In his advent message, Archbishop Rowan says:
"Christians in the weeks leading up to Christmas will be singing many hymns about the coming of God's Kingdom - when oppression and violence will be swept away and justice will be enthroned. This year, much of this will have a special poignancy, as we think about what is happening around the site of Jesus's birth: Bethlehem is not a quiet little town under the stars but a place of bloodshed and struggle. As we have seen on our screens, innocents are still killed not far from the manger and the stable.
"We shall be praying with special intensity this year for all the peoples of the Holy Land. But we also long to see signs that the world will be stirred to take some action to stop the spiral of terror that is mounting among Israelis and Palestinians. What if the United Nations stepped in to require a ceasefire over a period of religious celebration that lies ahead? Unusually this year, Muslim Ramadan largely coincides with Christian Advent; Christmas, Id and Hanukkah fall around the same time. This is an exceptional opportunity for some gesture towards peace."
Archbishop Rowan goes on to say:
"But there are long term questions to be addressed, and few in the Middle East at present seem to be asking them.
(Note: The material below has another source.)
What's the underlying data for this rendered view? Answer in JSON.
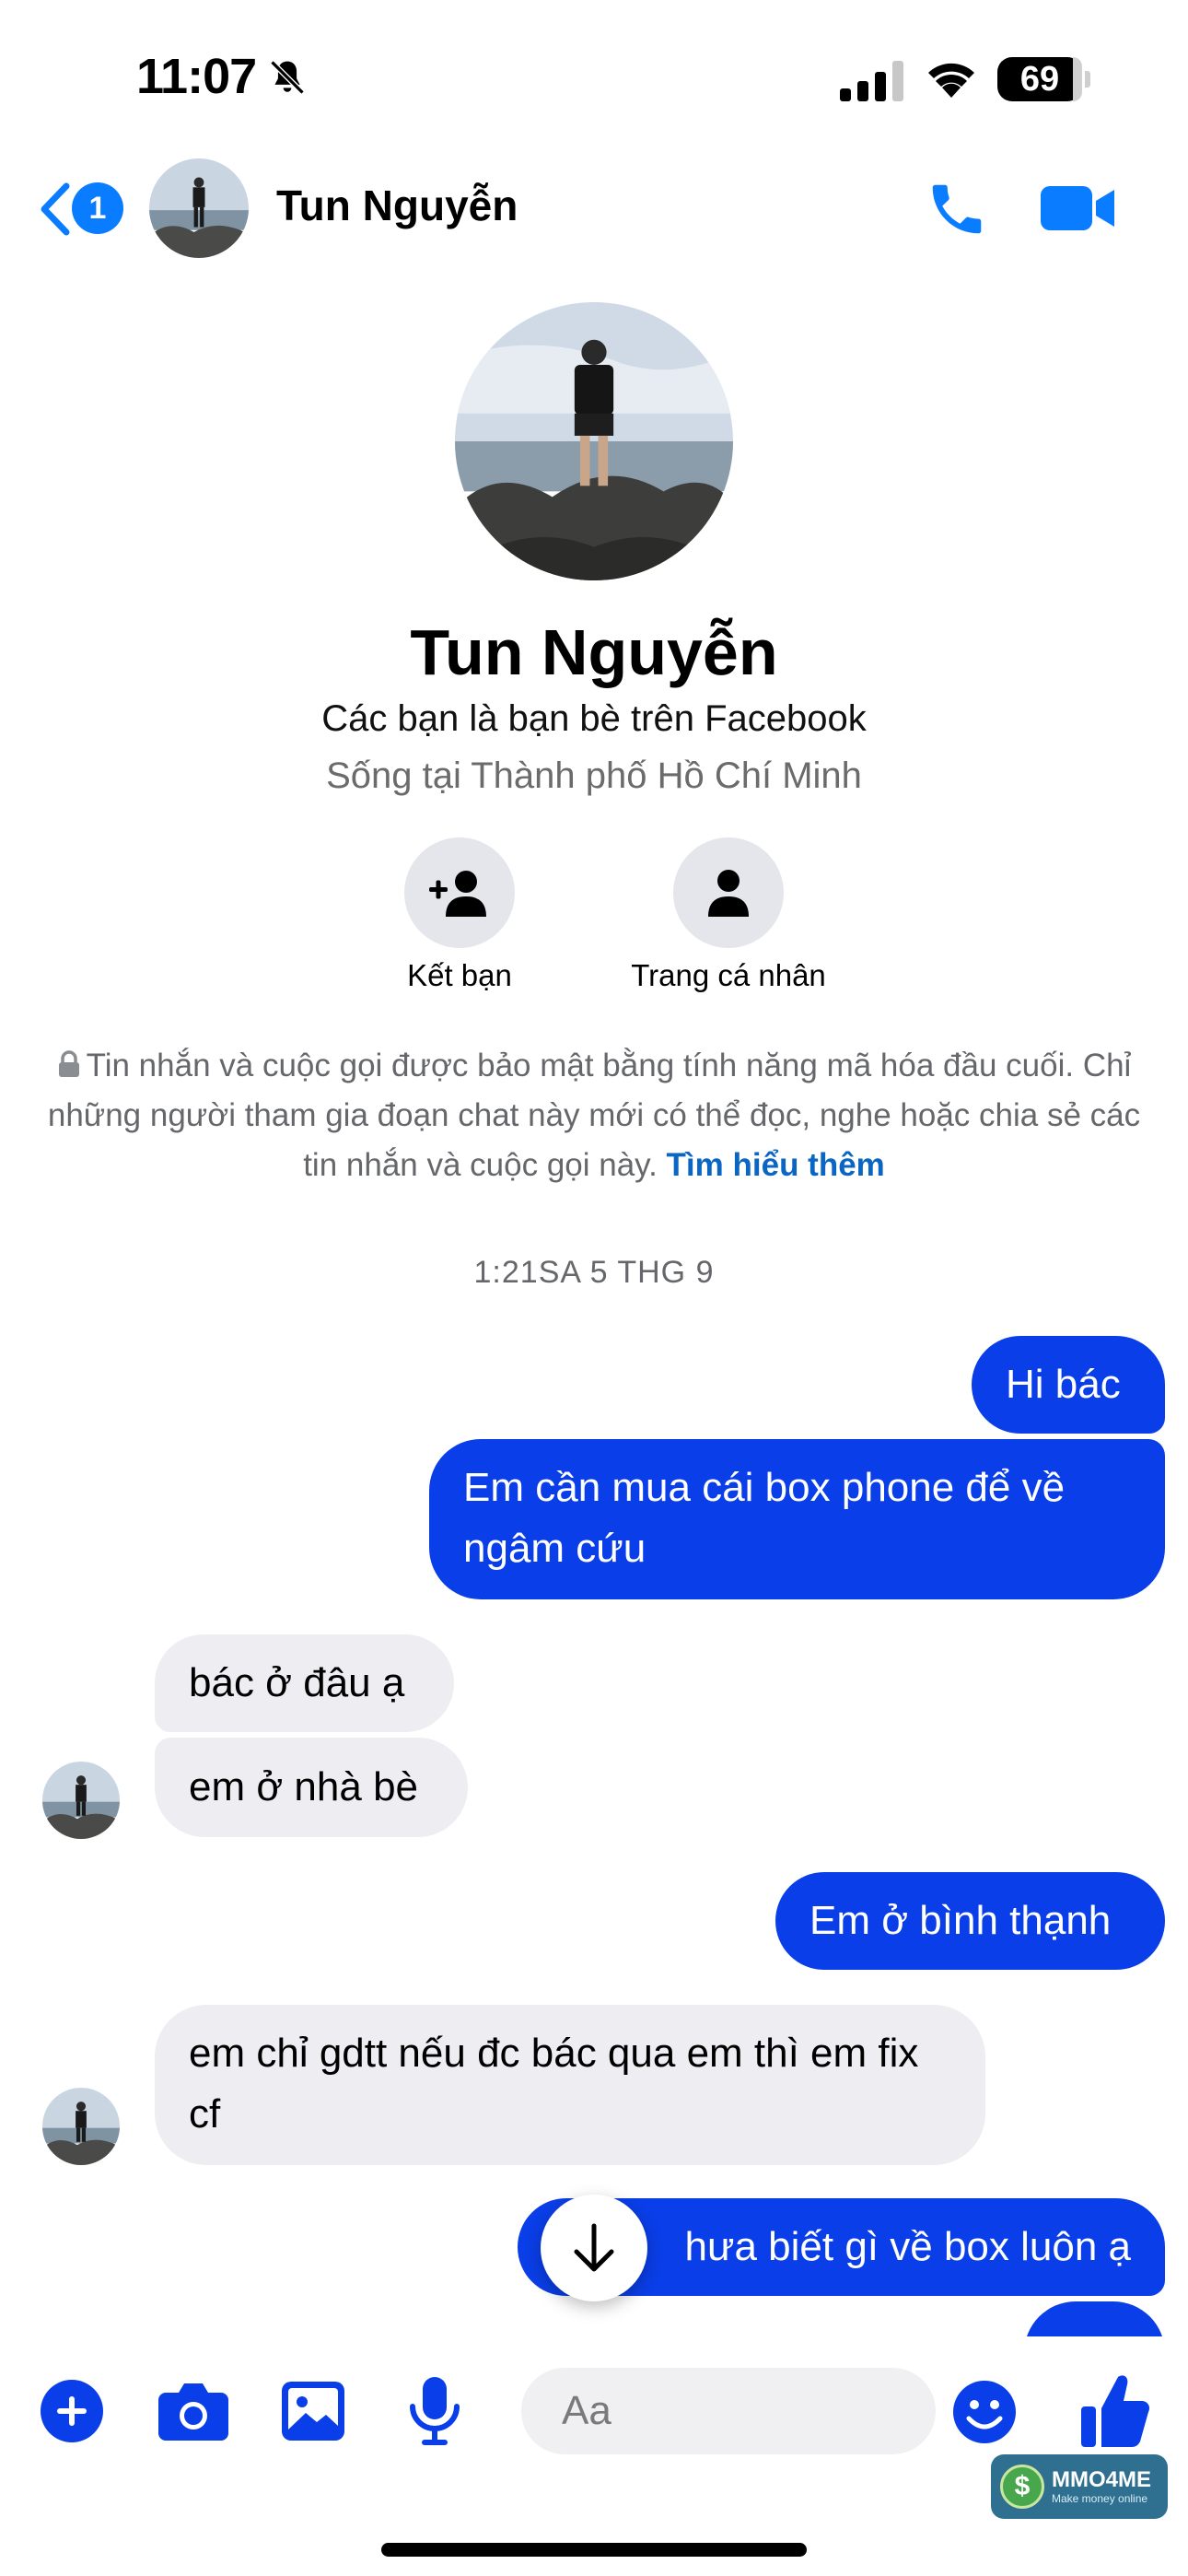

Would it also be possible for Israel and the UN jointly to agree a commission of religious leaders, Jewish, Muslim and Christian, local and international, to be charged with making proposals for the future of Jerusalem? This is never going to be settled as a secular matter alone; and the signs are that on this matter it is by prayerful dialogue between the representatives of the faiths that progress just might be made. Such a move would have a committed support and prayer of millions of people".
In closing, Archbishop Rowan says:
"Meanwhile we shall be holding our Israeli and Palestinian friends in our thoughts and continuing to offer what practical help we can in their tragic situation."